In mid-July the DEC was dealing with a nuisance black bear in the Timberlane Drive area of the Town of Wilton. The bear continued to get into garbage and bird feeders to obtain food and resisted attempts to haze and chase it off.

Now the DEC has been forced to take an enforcement stance; “Residences with bird feeders and other bear attractants will be given a written warning. If they fail to heed the warning they will be issued a ticket that could result in a maximum penalty of $250 fine and 15 days in jail,” a notice on Wilton’s website reads. Black bears are often attracted to bird feeders because bird seed is an easy source of calories and will be sought out over other natural foods. They’re also more likely to seek out human food sources when natural food is scarce and especially during the summer during periods of drought.

“I truly think somebody needs to go around and put flyers in everybody’s mailboxes because so many people aren’t aware of what’s going on, they’re not on social media, they’re not paying attention,” said Lyon, who is also in favor of this new rule.

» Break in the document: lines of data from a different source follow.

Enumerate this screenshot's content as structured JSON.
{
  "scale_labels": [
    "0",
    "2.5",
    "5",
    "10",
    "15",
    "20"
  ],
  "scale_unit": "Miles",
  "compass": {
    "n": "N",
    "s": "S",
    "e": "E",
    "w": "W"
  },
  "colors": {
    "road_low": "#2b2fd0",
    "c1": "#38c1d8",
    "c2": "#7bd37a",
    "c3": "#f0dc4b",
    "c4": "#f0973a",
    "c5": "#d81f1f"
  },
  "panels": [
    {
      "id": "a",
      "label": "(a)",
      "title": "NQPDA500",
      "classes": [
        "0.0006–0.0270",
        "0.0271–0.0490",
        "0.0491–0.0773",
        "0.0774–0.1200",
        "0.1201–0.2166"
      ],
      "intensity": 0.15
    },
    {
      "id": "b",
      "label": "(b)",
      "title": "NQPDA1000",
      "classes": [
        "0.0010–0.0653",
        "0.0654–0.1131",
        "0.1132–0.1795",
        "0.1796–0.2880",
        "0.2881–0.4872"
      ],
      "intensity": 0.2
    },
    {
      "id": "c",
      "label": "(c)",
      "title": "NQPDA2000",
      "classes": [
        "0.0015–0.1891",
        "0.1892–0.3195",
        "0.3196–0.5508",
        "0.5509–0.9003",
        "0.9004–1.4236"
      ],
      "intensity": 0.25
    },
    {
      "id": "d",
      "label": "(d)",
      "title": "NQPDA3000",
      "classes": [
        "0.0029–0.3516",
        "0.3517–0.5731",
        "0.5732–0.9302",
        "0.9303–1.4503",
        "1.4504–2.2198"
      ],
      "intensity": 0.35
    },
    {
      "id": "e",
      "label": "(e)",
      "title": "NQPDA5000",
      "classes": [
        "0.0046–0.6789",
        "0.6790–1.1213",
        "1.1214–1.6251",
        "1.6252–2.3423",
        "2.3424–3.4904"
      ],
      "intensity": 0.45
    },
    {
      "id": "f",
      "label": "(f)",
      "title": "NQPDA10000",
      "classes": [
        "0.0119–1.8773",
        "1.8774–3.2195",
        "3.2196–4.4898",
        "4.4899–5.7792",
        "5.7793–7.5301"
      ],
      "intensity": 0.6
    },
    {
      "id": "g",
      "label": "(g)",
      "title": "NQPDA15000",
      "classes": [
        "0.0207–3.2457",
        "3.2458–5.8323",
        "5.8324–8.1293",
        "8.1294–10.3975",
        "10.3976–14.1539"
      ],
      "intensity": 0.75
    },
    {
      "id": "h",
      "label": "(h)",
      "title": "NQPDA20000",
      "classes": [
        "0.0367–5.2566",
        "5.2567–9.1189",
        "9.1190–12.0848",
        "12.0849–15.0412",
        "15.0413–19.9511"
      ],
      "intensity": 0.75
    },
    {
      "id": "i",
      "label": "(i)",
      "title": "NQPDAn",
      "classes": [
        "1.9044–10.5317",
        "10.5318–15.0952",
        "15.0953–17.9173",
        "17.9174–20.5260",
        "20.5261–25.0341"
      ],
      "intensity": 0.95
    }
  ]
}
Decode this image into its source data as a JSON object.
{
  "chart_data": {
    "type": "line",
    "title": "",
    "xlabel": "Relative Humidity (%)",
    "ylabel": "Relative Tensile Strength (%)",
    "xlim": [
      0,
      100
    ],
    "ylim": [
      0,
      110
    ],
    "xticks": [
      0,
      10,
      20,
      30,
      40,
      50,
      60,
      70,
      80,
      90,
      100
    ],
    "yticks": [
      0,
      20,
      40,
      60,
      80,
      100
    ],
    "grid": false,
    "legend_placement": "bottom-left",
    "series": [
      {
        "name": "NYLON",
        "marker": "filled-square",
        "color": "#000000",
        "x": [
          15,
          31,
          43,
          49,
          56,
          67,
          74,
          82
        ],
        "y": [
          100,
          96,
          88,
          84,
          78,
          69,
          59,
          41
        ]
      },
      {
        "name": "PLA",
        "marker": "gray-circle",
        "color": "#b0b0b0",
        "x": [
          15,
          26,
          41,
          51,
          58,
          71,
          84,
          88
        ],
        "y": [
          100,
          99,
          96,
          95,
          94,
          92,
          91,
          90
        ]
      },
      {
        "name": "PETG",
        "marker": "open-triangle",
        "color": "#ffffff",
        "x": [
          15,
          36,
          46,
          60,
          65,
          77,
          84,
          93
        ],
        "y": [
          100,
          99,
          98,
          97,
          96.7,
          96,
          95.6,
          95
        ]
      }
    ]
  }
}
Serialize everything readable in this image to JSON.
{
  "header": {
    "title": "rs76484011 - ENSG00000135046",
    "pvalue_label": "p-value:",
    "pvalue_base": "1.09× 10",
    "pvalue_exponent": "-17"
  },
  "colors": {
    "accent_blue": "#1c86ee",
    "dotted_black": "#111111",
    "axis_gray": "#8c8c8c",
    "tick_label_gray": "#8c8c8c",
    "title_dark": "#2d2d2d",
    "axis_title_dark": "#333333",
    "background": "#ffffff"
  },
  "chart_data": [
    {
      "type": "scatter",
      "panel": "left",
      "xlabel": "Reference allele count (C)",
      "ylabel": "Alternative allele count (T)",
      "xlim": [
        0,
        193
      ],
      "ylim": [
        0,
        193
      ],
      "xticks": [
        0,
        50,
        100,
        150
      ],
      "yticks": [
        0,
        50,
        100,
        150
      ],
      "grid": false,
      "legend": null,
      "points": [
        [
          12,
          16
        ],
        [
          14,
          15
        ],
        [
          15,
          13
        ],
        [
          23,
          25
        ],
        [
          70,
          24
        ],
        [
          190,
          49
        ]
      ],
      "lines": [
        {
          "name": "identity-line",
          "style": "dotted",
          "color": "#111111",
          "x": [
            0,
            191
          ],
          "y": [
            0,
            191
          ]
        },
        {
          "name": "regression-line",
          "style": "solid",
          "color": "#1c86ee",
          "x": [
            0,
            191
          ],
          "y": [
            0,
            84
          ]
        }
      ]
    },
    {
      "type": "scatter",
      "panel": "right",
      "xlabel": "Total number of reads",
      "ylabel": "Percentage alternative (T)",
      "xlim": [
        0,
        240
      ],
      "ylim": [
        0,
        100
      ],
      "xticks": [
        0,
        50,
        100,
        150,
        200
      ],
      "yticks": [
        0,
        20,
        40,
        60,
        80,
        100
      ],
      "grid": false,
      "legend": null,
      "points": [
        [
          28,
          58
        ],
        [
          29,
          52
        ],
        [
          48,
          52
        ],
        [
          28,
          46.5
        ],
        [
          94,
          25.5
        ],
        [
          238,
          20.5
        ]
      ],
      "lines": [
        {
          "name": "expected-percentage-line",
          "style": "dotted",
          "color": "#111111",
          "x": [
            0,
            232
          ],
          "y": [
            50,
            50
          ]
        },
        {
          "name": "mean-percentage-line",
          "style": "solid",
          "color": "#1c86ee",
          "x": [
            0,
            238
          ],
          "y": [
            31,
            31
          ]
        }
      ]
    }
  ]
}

Intentionally feeding bears is already a ticket-able offense because once a bear gets fed by humans they will continue to seek food from the same source. The DEC advises residents to rid their properties of other bear attractants such as open garbage cans, household pet foods, food grills and outdoor refrigeration systems.

According to the DEC there are an estimated minimum of 6,000-8,000 bears in areas open to hunting and 50 percent to 60 percent of them inhabit the Adirondack region, which Saratoga County is also a part of. The town of Wilton is asking residents if they see a bear, report it immediately to the DEC wildlife unit at 518-897-1291.